The initial launch will be ‘Amadeus’ (NT, 2016, starring Lucian Msamati), ‘Coriolanus’ (Donmar Warehouse, 2013, starring Tom Hiddleston, pictured), ‘Medea’ (NT, 2014, starring Helen McCrory), ‘Othello’ (NT, 2013, starring Adrian Lester and Rory Kinnear), ‘Phédre’ (NT, 2009, starring Helen Mirren), ‘The Cherry Orchard’ (NT, 2011, starring Zoë Wanamaker), Yerma (Young Vic, 2017, starring Billie Piper), ‘Dara’ (NT, 2015), ‘I Want My Hat Back’ (NT, 2015), ‘Mosquitoes’ (NT, 2017, starring Olivia Colman) and last year’s Inua Ellams NT adaptation of ‘Three Sisters’.

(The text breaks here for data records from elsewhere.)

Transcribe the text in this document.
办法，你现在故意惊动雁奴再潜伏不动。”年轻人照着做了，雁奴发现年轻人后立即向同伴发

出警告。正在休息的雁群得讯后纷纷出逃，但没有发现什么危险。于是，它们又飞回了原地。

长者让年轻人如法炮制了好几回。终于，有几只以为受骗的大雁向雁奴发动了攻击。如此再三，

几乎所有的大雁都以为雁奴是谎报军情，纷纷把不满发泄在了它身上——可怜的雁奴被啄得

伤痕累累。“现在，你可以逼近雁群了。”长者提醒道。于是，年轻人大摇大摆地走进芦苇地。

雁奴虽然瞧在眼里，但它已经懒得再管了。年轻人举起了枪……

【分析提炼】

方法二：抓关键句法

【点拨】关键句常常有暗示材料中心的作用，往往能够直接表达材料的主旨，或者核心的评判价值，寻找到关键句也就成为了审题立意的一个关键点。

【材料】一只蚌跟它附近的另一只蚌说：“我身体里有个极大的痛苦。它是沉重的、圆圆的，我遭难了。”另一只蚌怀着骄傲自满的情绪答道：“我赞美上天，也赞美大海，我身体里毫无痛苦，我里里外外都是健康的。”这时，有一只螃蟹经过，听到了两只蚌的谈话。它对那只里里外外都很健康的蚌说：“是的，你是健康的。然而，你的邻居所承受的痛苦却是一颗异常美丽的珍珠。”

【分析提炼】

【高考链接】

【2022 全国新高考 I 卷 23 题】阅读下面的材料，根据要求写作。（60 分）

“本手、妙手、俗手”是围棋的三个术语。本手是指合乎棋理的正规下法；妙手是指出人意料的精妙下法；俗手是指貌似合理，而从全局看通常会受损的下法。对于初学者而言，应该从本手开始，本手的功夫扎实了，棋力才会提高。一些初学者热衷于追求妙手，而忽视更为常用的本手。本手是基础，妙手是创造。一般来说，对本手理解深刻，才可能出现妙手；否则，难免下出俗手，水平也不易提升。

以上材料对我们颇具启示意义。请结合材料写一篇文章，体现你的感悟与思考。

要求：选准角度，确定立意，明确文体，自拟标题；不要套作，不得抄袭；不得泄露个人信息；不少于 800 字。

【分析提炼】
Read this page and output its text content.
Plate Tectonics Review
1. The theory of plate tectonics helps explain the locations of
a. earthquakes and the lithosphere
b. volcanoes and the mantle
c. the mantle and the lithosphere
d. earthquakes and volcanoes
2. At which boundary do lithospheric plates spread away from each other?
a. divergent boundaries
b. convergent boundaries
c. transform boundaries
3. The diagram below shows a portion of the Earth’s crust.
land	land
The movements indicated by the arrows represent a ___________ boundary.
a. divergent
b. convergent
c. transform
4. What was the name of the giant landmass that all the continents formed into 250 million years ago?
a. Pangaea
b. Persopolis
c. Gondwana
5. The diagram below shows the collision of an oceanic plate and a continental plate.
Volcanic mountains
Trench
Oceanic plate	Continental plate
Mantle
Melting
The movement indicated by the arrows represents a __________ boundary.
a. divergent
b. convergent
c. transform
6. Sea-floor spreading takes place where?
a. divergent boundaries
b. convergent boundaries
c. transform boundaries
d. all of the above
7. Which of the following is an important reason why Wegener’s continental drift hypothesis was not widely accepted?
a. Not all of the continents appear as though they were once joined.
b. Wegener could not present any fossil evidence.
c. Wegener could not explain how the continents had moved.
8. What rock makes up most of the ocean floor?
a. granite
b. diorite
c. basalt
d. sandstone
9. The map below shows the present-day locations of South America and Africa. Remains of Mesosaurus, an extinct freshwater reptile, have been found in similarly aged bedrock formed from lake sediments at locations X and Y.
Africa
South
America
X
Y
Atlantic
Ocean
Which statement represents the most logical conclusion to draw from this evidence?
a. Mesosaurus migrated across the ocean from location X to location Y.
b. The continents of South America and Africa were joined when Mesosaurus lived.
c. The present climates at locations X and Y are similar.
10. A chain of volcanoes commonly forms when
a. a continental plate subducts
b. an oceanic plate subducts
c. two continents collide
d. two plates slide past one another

Eagle-eyed theatre nerds will spot that the last four of these aren’t NT Live productions: a thrilling aspect of NT at Home is that it will show smaller and more obscure archive productions as well as the big starry numbers that were filmed for cinemas. Now that you’ve surely watched all of Netflix, it’s the perfect new streaming platform to keep you drama'd to the gills for Tier 2 and beyond.